One concern that often first comes to mind when witnessing or hearing about motor vehicle accidents in the New York area involves injuries. Not all accident victims are able to walk away from vehicle collisions with minimal injury. The signs of trauma are not always physical or obvious. It is not uncommon for people who end up in car accidents to suffer psychologically from the experience and develop post-traumatic stress disorder (PTSD).
Car accidents are traumatic events that can cause short- and long-term damage to the psyche. Individuals who sustain injuries often experience mental challenges that make their recoveries more challenging. Victims not physically injured often experience mental changes that interfere with their daily lives and overall well-being.

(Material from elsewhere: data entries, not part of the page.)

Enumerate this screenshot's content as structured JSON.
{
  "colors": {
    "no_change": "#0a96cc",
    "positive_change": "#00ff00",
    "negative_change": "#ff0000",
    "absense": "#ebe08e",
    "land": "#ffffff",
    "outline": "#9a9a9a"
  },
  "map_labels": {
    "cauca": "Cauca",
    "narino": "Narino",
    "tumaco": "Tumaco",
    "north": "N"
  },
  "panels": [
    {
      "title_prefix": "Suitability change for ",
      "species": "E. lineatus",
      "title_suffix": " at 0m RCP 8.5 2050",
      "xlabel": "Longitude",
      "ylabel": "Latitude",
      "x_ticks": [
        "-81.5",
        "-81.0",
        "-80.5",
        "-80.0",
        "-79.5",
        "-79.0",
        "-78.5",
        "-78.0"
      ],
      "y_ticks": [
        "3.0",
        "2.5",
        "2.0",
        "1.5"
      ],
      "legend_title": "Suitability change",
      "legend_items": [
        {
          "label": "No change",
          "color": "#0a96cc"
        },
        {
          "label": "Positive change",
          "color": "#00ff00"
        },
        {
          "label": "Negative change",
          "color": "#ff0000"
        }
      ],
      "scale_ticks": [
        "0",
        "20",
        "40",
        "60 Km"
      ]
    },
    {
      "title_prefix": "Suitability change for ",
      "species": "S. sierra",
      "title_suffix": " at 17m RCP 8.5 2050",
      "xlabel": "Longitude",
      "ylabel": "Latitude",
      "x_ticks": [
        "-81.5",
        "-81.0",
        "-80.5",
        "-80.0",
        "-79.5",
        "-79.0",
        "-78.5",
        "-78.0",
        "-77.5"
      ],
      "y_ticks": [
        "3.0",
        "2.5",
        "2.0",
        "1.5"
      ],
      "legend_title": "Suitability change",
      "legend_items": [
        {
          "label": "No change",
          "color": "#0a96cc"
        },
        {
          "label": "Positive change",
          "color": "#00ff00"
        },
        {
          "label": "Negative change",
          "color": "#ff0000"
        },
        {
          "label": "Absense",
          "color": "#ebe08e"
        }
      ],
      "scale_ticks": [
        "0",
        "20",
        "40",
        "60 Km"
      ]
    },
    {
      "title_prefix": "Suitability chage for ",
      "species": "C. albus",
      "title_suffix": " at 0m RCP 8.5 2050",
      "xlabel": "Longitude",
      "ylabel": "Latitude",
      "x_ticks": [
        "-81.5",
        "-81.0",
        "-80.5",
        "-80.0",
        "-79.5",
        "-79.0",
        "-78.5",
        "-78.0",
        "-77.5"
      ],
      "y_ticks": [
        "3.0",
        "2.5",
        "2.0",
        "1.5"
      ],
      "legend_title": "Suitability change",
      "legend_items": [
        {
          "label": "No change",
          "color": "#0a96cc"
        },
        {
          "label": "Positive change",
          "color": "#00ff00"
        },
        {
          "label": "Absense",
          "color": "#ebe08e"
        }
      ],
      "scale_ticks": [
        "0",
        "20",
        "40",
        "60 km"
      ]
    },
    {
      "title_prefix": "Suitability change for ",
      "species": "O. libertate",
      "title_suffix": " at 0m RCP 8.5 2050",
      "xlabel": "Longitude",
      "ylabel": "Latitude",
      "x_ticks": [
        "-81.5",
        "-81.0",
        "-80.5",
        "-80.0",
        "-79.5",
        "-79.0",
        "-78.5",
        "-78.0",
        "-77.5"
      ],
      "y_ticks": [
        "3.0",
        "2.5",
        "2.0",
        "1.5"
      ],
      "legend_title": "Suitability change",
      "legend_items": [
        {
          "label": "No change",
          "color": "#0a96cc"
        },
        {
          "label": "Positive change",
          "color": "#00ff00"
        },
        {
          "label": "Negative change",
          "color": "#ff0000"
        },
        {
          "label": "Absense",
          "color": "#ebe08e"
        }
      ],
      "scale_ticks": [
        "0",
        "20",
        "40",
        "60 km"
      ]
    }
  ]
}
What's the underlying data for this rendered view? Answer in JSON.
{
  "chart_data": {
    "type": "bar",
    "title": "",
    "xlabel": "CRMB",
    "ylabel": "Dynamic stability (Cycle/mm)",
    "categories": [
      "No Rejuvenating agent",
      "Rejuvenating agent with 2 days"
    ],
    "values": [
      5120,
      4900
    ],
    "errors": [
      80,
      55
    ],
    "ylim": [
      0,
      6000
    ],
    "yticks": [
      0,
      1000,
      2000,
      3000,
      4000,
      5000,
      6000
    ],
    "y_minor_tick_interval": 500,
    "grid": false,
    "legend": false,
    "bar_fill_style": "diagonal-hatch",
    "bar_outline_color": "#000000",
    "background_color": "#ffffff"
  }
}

All car accident victims at risk for PTSD
It is not easy to predict which motor vehicle accident victims will develop car accident-induced PTSD. Everyone responds differently to car accidents. Some people do not experience much mental distress after a serious collision, while others encounter difficulty with their emotional response to minor accident situations. High levels of stress, previous history of trauma, coping mechanisms, threat perception and injury or death of other accident victims are several indicators that increase the likelihood of accident victims developing post-traumatic stress disorder.
PTSD after motor vehicle collisions range in severity
People who experience severe emotional distress after motor vehicle crashes experience medical complications with their physical injuries. Signs of PTSD that accident victims commonly experience include sleep disturbances, severe mood imbalances, impulsive behaviors, social anxiety and isolation, nightmares about the ordeal and poor cognitive function that persist longer than a few weeks. These symptoms can also increase in intensity.
Motor vehicle collision victims may seek personal injury damages for emotional distress in addition to compensation for their physical injuries to cover the cost of any medical and mental health treatments necessary to aid in their recovery.